Au-delà des dimensions technologiques

Naturellement, c'est tout un champ de réflexions éthiques et légales qui sont à mener sur les nouvelles organisations et les besoins d'adaptation des lois actuelles. Comme au début de l'Internet. La question des souverainetés, centrale, se posera elle aussi à nouveau. Le parallèle avec « l'Esprit des lois » de Montesquieu, où chacun a un rôle actif dans la démocratie, est tentant. Car en « blockchainant », autrement dit en faisant des contrats automatisés, chacun devient maître de sa production et de sa destination. Notamment pour favoriser la solidarité : si je produis un kWh « blockchainé » ou si je prête une voiture, je peux décider d'en faire profiter mes voisins en précarité énergétique, comme 12 millions de Français selon les derniers chiffres de l'Observatoire national de la précarité énergétique (ONPE), ou comme 14,3% de Français sous le seuil de pauvreté, selon l'Insee.

Enfin, et ce n'est pas le moindre impact avec la volonté affichée du gouvernement de garder et faire venir des talents en France, cette « Blockchain Nation » apportera son lot de retombées économiques et d'attractivité pour des experts du monde entier. Les 100 millions d'euros issus de la taxe permettraient de préserver un peu de souveraineté nationale et de nous prémunir contre la domination de la Chine, qui a assuré 62% de la production du Bitcoin au cours des trois derniers mois. L'empire du Milieu, qui avait réalisé un hold-up sur 97% des « terres rares », un groupe de métaux stratégiques, il y a une quinzaine d'années, est en train de répéter le même scénario sous nos yeux.
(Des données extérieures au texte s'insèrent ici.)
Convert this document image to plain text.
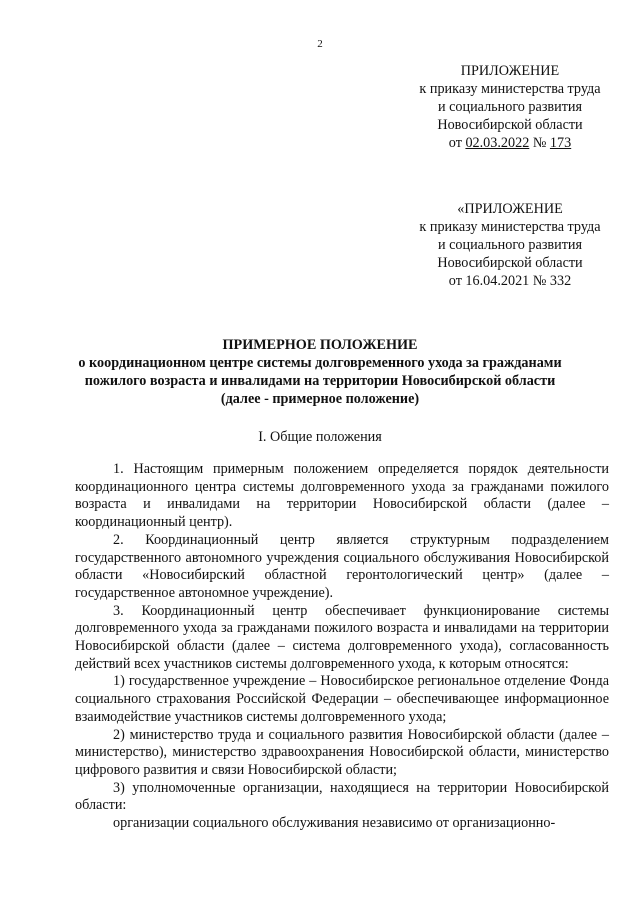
2
ПРИЛОЖЕНИЕ
к приказу министерства труда
и социального развития
Новосибирской области
от 02.03.2022 № 173
«ПРИЛОЖЕНИЕ
к приказу министерства труда
и социального развития
Новосибирской области
от 16.04.2021 № 332
ПРИМЕРНОЕ ПОЛОЖЕНИЕ
о координационном центре системы долговременного ухода за гражданами
пожилого возраста и инвалидами на территории Новосибирской области
(далее - примерное положение)
I. Общие положения

1. Настоящим примерным положением определяется порядок деятельности координационного центра системы долговременного ухода за гражданами пожилого возраста и инвалидами на территории Новосибирской области (далее – координационный центр).

2. Координационный центр является структурным подразделением государственного автономного учреждения социального обслуживания Новосибирской области «Новосибирский областной геронтологический центр» (далее – государственное автономное учреждение).

3. Координационный центр обеспечивает функционирование системы долговременного ухода за гражданами пожилого возраста и инвалидами на территории Новосибирской области (далее – система долговременного ухода), согласованность действий всех участников системы долговременного ухода, к которым относятся:

1) государственное учреждение – Новосибирское региональное отделение Фонда социального страхования Российской Федерации – обеспечивающее информационное взаимодействие участников системы долговременного ухода;

2) министерство труда и социального развития Новосибирской области (далее – министерство), министерство здравоохранения Новосибирской области, министерство цифрового развития и связи Новосибирской области;

3) уполномоченные организации, находящиеся на территории Новосибирской области:

организации социального обслуживания независимо от организационно-
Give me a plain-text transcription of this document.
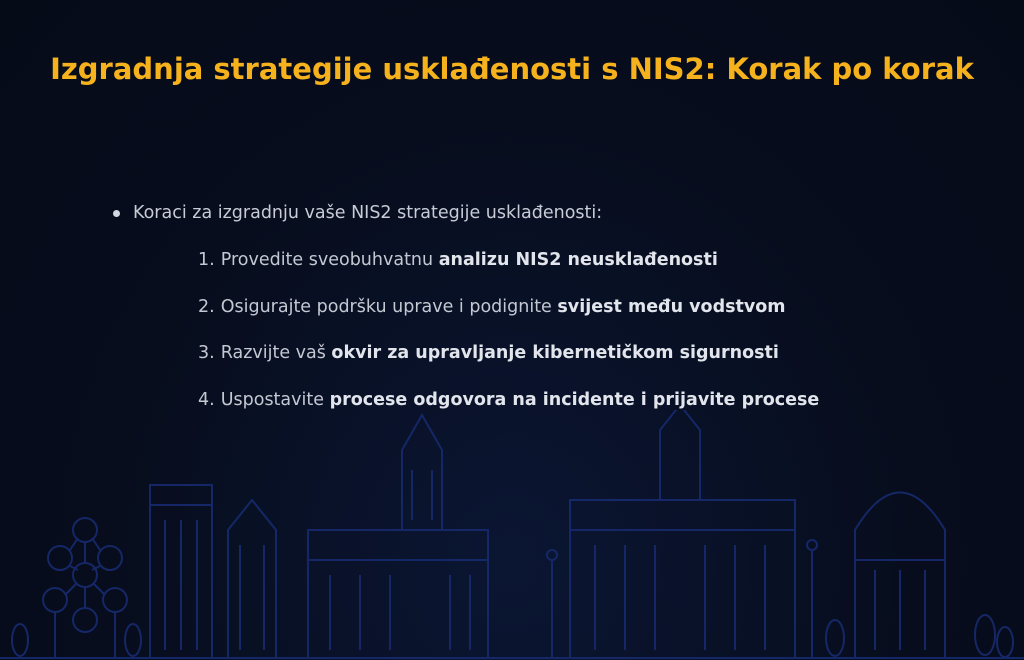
Izgradnja strategije usklađenosti s NIS2: Korak po korak
Koraci za izgradnju vaše NIS2 strategije usklađenosti:
1. Provedite sveobuhvatnu analizu NIS2 neusklađenosti
2. Osigurajte podršku uprave i podignite svijest među vodstvom
3. Razvijte vaš okvir za upravljanje kibernetičkom sigurnosti
4. Uspostavite procese odgovora na incidente i prijavite procese
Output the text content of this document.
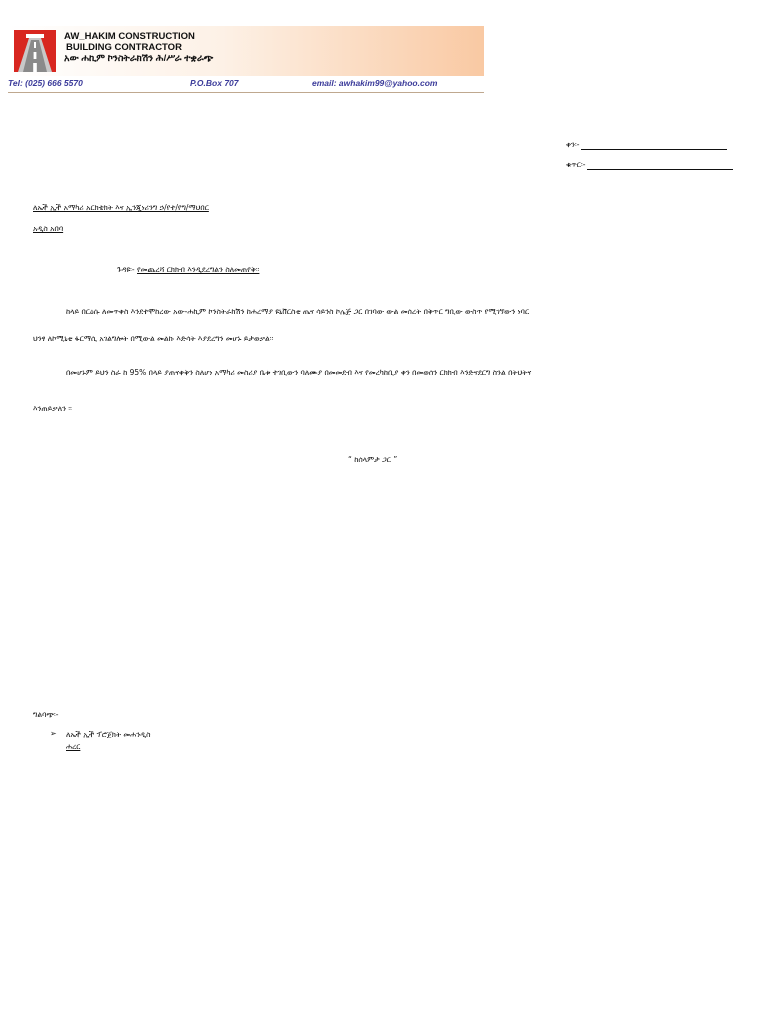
AW_HAKIM CONSTRUCTION
BUILDING CONTRACTOR
አው ሐኪም ኮንስትራክሽን ሕ/ሥራ ተቋራጭ
Tel: (025) 666 5570	P.O.Box 707	email: awhakim99@yahoo.com
ቀን፡-
ቁጥር፡-
ለኤች ኢች አማካሪ አርክቴክት እና ኢንጂነሪንግ ኃ/የተ/የግ/ማህበር
አዲስ አበባ
ጉዳዩ፡- የመጨረሻ ርክክብ እንዲደረግልን ስለመጠየቅ፡፡
ከላይ በርዕሱ ለመጥቀስ እንደተሞከረው አው-ሐኪም ኮንስትራክሽን ከሐረማያ ዩኒቨርስቲ ጤና ሳይንስ ኮሌጅ ጋር በገባው ውል መሰረት በቅጥር ግቢው ውስጥ የሚገኘውን ነባር
ህንፃ ለኮሚኒቲ ፋርማሲ አገልግሎት በሚውል መልኩ እድሳት እያደረግን መሆኑ ይታወቃል፡፡
በመሆኑም ይህን ስራ ከ 95% በላይ ያጠናቀቅን ስለሆነ አማካሪ መስሪያ ቤቱ ተገቢውን ባለሙያ በመመደብ እና የመረካከቢያ ቀን በመወሰን ርክክብ እንድናደርግ ስንል በትህትና
እንጠይቃለን ፡፡
“ ከሰላምታ ጋር ”
ግልባጭ፡-
➢ ለኤች ኢች ፕሮጀክት መሐንዲስ
ሐረር
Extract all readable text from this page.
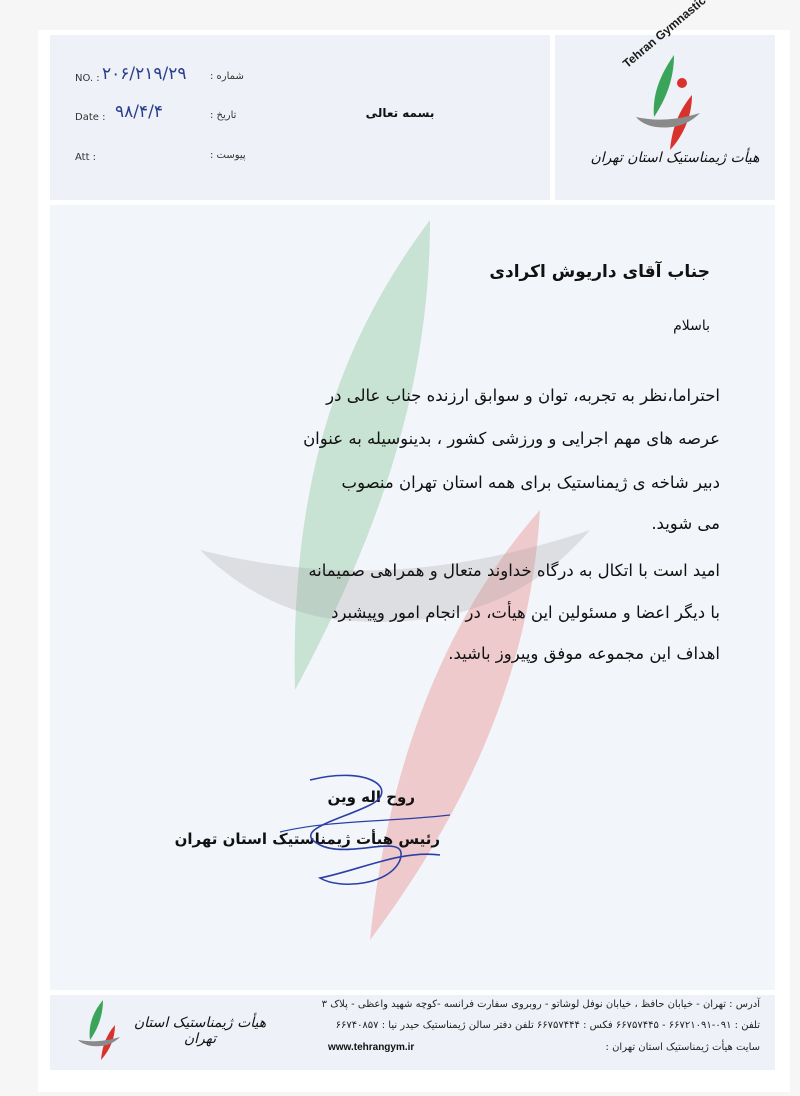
NO. : ۲۰۶/۲۱۹/۲۹ شماره :
Date : ۹۸/۴/۴	تاریخ :
Att :	پیوست :
بسمه تعالی
هیأت ژیمناستیک استان تهران
جناب آقای داریوش اکرادی
باسلام
احتراما،نظر به تجربه، توان و سوابق ارزنده جناب عالی در
عرصه های مهم اجرایی و ورزشی کشور ، بدینوسیله به عنوان
دبیر شاخه ی ژیمناستیک برای همه استان تهران منصوب
می شوید.
امید است با اتکال به درگاه خداوند متعال و همراهی صمیمانه
با دیگر اعضا و مسئولین این هیأت، در انجام امور وپیشبرد
اهداف این مجموعه موفق وپیروز باشید.
روح اله وین
رئیس هیأت ژیمناستیک استان تهران
آدرس : تهران - خیابان حافظ ، خیابان نوفل لوشاتو - روبروی سفارت فرانسه -کوچه شهید واعظی - پلاک ۳
تلفن : ۰۹۱-۶۶۷۲۱۰۹۱ - ۶۶۷۵۷۴۴۵ فکس : ۶۶۷۵۷۴۴۴ تلفن دفتر سالن ژیمناستیک حیدر نیا : ۶۶۷۴۰۸۵۷
سایت هیأت ژیمناستیک استان تهران :
www.tehrangym.ir
هیأت ژیمناستیک استان تهران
« Blockchain Nation », cela peut être, aujourd'hui, le visage d'une nouvelle France, clairvoyante et audacieuse, à la tête de l'orchestre, et non plus à jouer dans la fosse. Maestro des blockchains, mais aussi de toutes ces nouvelles technologies que sont les intelligences artificielles ou encore l'Internet des objets. Pour changer enfin les règles du bal des nations.